Light laughter from everyone who doesn't have amnesia, except for Shane. Shane is still looking at the ground. His shoulders are tense. Ilya feels very unfairly judged. 

“Obviously, it's not ideal that both of our bomb experts got hit with the amnesia side effect,” Theriault says. “But we have full confidence that you will retrieve your memories over the coming days, which is why we woke you now: two weeks before we reach Mercury. We still aren't sure what took out the Voyageur team, so we want to have everyone ready by the time we get to their last confirmed location.”

“And if we can't remember?” Kent asks. It's a valid question. Ilya is a little worried about that, too. 

“That's where Hollander comes in,” Theriault says, gesturing to Shane, who is no longer staring at the floor, but is now staring at Theriault like an eager student taking notes for a test later. “Hollander is cleared to do all of our jobs. If we could have cloned him in a lab, we would have done so.” More laughter. “Our job is to make sure we all stay alive so he doesn't have to try and save the world himself, all right?” Vague agreement from everyone but Ilya, who is now just spinning in his chair and staring openly at Shane, irritated by Shane's refusal to look back. 

 


 

Ilya, Rose, and Kent are each given handy, overwritten mission information packets in little three-ring binders. Rose gets shown to her room by Shane, of course, but Ilya is stuck with Galina, who is nice enough, but not nearly as beautiful. She shows him to his tiny room, indistinguishable from any others, except that his personal effects are stored in a flat case under the narrow bunk. He shifts through his things, interested to see if there are any clues about the person he’s supposed to be. His items are very neatly packed, every clothing item folded with military precision, so apparently he's a neat person. That’s nice to know. There's a necklace in a baggie on top of everything else, a gold orthodox cross on a chain. He slips it over his head, his heart thudding loudly in his chest as he does so. He doesn't remember it yet, but he supposes it was probably important, and he feels better once it's on his chest. He tucks it under his shirt, against his skin, and it feels odd there, off-balanced, like the weight is not quite right. He moves it out over his t-shirt instead; maybe that’s how he wore it.

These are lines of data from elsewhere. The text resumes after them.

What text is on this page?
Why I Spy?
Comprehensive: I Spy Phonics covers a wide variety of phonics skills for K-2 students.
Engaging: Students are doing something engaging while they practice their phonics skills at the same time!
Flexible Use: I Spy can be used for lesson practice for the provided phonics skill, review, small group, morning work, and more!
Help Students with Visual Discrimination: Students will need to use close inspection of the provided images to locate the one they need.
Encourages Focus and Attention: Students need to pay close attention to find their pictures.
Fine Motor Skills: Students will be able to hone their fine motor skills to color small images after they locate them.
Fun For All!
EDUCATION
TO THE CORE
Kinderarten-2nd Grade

He has some pictures that he shifts through without much interest. He’s hoping they’ll trigger something, but they don’t. A grave-looking older man, some kind of professional headshot, inspires no warmth. There is a softer picture of a blonde woman and a child, the picture faded and older; he assumes the child is himself, and that the woman is his mother, and he smiles at it. There’s a selfie of himself and a beautiful woman with warm brown skin and a riot of pretty curls, kissing him on the cheek. A girlfriend, maybe? He smiles at her, too. He’s surprised that there are only three pictures. Are some missing? He will keep a look out for more. Maybe some slipped out into his clothing. He tucks them beneath his pillow for later. 

He has a few books in Russian, beaten-up old paperbacks of classics. Maybe he should start reading them before his memories come back. He clearly chose to bring along some old favorites, and now he has a chance to read them for the first time all over again. 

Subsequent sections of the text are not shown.